Beef and Salad Wraps with Ginger and Chilli Dressing

, from Issue #51. September, 2015
Photography by Aaron McLean.
Beef and Salad Wraps with Ginger and Chilli Dressing

You could also use pork fillet or chicken thighs instead of the steak and try vermicelli noodles instead of rice.

Serves: 4


500 grams rump steak
2 teaspoons vegetable oil
salt and freshly ground pepper

1 tablespoon grated fresh ginger
½ cup rice wine vinegar
¼ cup caster sugar
2 tablespoons fish sauce
½ teaspoon dried chilli flakes
1 teaspoon lime juice
2 tablespoons finely diced carrot

To serve
cup cashew nuts, roasted 
1 small bunch coriander 
2 cos lettuces, leaves separated
½ telegraph cucumber,  thinly sliced
2 cups grated carrot
hot cooked rice (or you could use vermicelli noodles)


Dressing: Place all the ingredients except the lime juice and carrot in a saucepan and bring to the boil. Simmer for 5 minutes then set aside to cool for 5 minutes. Add the lime juice and carrot.

Beef: Rub the steaks with the oil and season.
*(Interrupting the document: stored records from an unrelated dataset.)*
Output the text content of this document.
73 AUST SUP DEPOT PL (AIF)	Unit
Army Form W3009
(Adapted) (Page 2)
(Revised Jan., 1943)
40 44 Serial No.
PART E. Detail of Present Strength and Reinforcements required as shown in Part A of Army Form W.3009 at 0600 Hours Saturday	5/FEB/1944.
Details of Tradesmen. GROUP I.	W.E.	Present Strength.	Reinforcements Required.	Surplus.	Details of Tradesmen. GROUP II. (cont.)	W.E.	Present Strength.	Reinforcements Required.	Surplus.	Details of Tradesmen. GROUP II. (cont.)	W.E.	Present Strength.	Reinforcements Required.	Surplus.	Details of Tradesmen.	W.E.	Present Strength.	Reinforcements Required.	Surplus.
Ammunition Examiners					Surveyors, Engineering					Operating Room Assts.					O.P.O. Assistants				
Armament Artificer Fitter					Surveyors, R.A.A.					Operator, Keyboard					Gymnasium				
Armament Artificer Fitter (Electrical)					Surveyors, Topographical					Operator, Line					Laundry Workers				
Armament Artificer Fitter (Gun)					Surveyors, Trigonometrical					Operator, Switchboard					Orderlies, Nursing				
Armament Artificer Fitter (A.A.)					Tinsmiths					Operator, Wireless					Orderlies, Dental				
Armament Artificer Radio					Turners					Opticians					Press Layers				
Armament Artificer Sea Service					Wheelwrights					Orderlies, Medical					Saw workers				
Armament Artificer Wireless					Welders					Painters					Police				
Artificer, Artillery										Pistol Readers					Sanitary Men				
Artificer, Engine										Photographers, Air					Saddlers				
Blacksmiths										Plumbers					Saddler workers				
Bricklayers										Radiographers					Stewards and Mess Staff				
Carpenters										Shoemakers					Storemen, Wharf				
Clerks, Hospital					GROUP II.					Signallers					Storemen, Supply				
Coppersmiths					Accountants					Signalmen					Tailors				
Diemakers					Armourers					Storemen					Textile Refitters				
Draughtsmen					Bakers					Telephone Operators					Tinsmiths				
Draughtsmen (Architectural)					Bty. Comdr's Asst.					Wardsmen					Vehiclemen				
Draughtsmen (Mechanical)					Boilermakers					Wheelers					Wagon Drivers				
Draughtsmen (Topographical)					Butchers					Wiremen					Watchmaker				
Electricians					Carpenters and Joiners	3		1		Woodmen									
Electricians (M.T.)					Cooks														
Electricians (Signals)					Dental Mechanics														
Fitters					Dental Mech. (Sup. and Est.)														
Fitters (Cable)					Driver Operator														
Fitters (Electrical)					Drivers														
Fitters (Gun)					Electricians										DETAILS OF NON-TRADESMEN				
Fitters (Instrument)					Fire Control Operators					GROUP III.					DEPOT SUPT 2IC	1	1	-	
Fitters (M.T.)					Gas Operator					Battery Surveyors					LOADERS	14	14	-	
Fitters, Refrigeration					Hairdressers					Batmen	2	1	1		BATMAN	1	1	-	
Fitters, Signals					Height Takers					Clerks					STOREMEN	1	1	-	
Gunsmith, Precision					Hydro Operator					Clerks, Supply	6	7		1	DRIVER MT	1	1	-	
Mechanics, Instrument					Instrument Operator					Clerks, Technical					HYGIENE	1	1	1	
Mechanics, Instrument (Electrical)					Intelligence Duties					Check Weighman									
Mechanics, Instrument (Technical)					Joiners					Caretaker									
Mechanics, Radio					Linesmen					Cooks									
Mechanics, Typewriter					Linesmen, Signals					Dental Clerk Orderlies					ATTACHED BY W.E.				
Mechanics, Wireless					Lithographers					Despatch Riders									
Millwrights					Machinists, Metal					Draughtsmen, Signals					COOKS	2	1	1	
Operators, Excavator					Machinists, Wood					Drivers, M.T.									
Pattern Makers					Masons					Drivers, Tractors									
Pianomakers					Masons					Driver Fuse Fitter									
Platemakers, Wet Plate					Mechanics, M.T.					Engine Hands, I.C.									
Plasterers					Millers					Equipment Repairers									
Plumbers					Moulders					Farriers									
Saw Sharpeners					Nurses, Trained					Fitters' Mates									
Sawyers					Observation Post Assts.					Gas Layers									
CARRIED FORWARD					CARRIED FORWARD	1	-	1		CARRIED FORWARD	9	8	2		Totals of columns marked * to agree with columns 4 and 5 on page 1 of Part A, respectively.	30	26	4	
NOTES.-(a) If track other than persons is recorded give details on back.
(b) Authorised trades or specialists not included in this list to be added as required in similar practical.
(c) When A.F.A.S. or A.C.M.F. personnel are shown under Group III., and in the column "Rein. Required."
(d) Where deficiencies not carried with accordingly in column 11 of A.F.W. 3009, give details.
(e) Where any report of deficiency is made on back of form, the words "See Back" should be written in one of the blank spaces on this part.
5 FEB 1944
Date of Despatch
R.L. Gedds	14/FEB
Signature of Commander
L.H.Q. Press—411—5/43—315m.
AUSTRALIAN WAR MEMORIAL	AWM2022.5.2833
Cook on a hot ridged grill or sauté pan for 2-3 minutes each side or until done to your liking. Transfer to a plate and rest for 5 minutes. Slice thinly and toss with the meat juices.

To serve: Chop the cashew nuts and coriander together and toss  half through the sliced beef. Put the remaining mixture into a small bowl. Arrange the lettuce, cucumber and carrots on plates and spoon the beef into the lettuce cups. Serve with the hot rice and the ginger dressing.